Seth Rogen: Ben Carson ‘F*cking Bonkers’ for Saying Armed People Less Likely to be Slaughtered

Cindy Ord/Getty Images for SiriusXM/AFP
Cindy Ord/Getty Images for SiriusXM/AFP

Ahead of the release of the latest Steve Jobs biopic, in which Seth Rogen plays Apple co-founder Steve Wozniak, the 33-year-old ardent Hollywood liberal took a number of shots on Twitter at GOP presidential candidate Dr. Ben Carson. Friday, the actor described Carson as “bonkers.”

“F—k you @RealBenCarson,” the actor tweeted on October 9, expressing anger at Carson for implying European Jews would have been better suited to defend themselves during the Holocaust had Hitler’s Nazi Germany not taken away their rights to firearms.

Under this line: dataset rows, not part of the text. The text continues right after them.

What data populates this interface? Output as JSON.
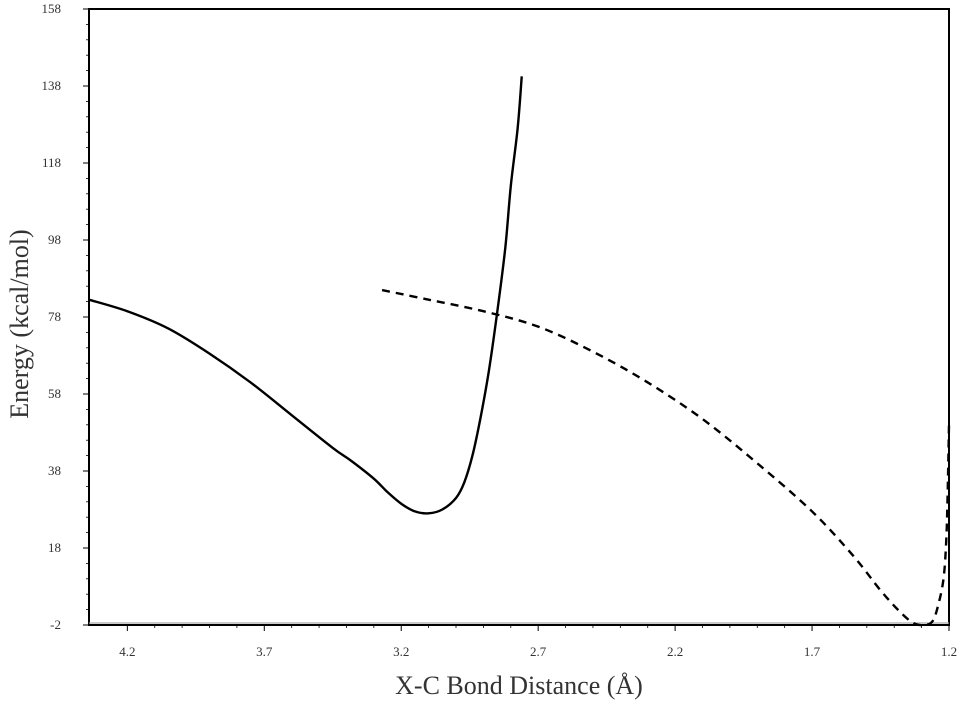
{
  "chart_data": {
    "type": "line",
    "title": "",
    "xlabel": "X-C Bond Distance (Å)",
    "ylabel": "Energy (kcal/mol)",
    "xlim": [
      4.34,
      1.2
    ],
    "ylim": [
      -2,
      158
    ],
    "x_reversed": true,
    "x_ticks": [
      4.2,
      3.7,
      3.2,
      2.7,
      2.2,
      1.7,
      1.2
    ],
    "x_tick_labels": [
      "4.2",
      "3.7",
      "3.2",
      "2.7",
      "2.2",
      "1.7",
      "1.2"
    ],
    "y_ticks": [
      -2,
      18,
      38,
      58,
      78,
      98,
      118,
      138,
      158
    ],
    "y_tick_labels": [
      "-2",
      "18",
      "38",
      "58",
      "78",
      "98",
      "118",
      "138",
      "158"
    ],
    "grid": false,
    "legend": "none",
    "series": [
      {
        "style": "solid",
        "color": "#000000",
        "points": [
          [
            4.34,
            82.5
          ],
          [
            4.2,
            79.5
          ],
          [
            4.05,
            75.0
          ],
          [
            3.9,
            68.5
          ],
          [
            3.75,
            61.0
          ],
          [
            3.6,
            52.5
          ],
          [
            3.45,
            44.0
          ],
          [
            3.38,
            40.5
          ],
          [
            3.3,
            36.0
          ],
          [
            3.25,
            32.5
          ],
          [
            3.2,
            29.5
          ],
          [
            3.15,
            27.5
          ],
          [
            3.1,
            27.0
          ],
          [
            3.05,
            28.0
          ],
          [
            3.0,
            31.0
          ],
          [
            2.97,
            35.0
          ],
          [
            2.94,
            42.0
          ],
          [
            2.91,
            52.0
          ],
          [
            2.88,
            64.0
          ],
          [
            2.85,
            79.0
          ],
          [
            2.82,
            96.0
          ],
          [
            2.8,
            112.0
          ],
          [
            2.775,
            127.0
          ],
          [
            2.76,
            140.5
          ]
        ]
      },
      {
        "style": "dashed",
        "color": "#000000",
        "points": [
          [
            3.27,
            85.0
          ],
          [
            3.1,
            82.5
          ],
          [
            2.9,
            79.5
          ],
          [
            2.7,
            75.5
          ],
          [
            2.5,
            69.0
          ],
          [
            2.3,
            61.0
          ],
          [
            2.1,
            51.5
          ],
          [
            1.9,
            40.0
          ],
          [
            1.7,
            27.5
          ],
          [
            1.55,
            16.0
          ],
          [
            1.45,
            7.0
          ],
          [
            1.38,
            1.5
          ],
          [
            1.33,
            -1.5
          ],
          [
            1.29,
            -2.0
          ],
          [
            1.26,
            -1.0
          ],
          [
            1.24,
            3.0
          ],
          [
            1.22,
            10.0
          ],
          [
            1.21,
            20.0
          ],
          [
            1.205,
            32.0
          ],
          [
            1.2,
            50.0
          ]
        ]
      }
    ],
    "baseline": {
      "y": -2,
      "color": "#aaaaaa"
    }
  }
}
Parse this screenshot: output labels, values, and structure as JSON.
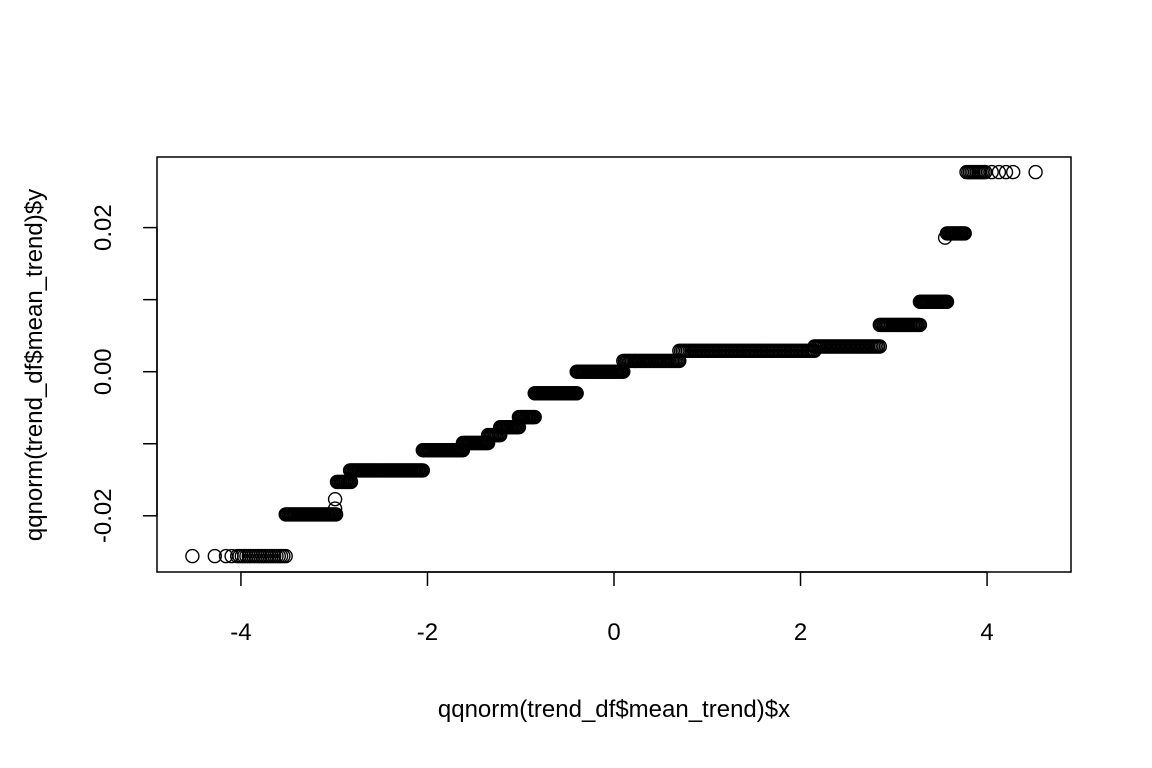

The actor had tweeted two days prior:

Carson, a retired neurosurgeon, angered many on the Left earlier this month, when speaking of the Roseburg, Oregon, school shooting, he told Fox News that he probably would not cooperate with a shooter without putting up a fight.

“Not only would I probably not cooperate with him, I would not just stand there and let him shoot me,” said Carson.

During a Friday interview, Seth Rogen expanded on his thoughts of Carson, telling The Daily Beast the acclaimed doctor is “totally f—kin’ bonkers” for believing people stand a better chance of surviving systematic or individual acts of violence if they are able to defend themselves.

“They implied that if their [right-wing] politics were applied to the Holocaust that Jews wouldn’t have been killed,” Rogen said. “To me, it wasn’t just about the Holocaust thing. It was about the [Oregon] shooting and how he said that people shouldn’t just stand there and let themselves get shot, and that the correct thing to do if someone has a gun in your back is to point them at someone else and have them go rob that person?”

Rogen added, “I mean, I just read a lot of the stuff this guy was saying and he seemed like someone that I just detested. At face value, what he’s said is absolutely despicable. That guy is totally f—kin’ bonkers.”

Following a later discussion about the legacy of late Apple founder Steve Jobs, whom Rogen praised for his unapologetic ambition, the actor again returned to the topic of Dr. Ben Carson.

“I also usually reserve judgment until meeting people, but in Ben Carson’s case, I concluded what I concluded and that was a confident swing, I think!” said Rogen.

For his part, The Daily Beast’s Marlow Stern, who interviewed Rogen, concluded that Dr. Carson “seems to have lost credibility since retiring from an exemplary career as a neurosurgeon.”

Stern added, “These days, the GOP presidential candidate has degraded into a delusory rabble-rouser spewing incendiary remarks.”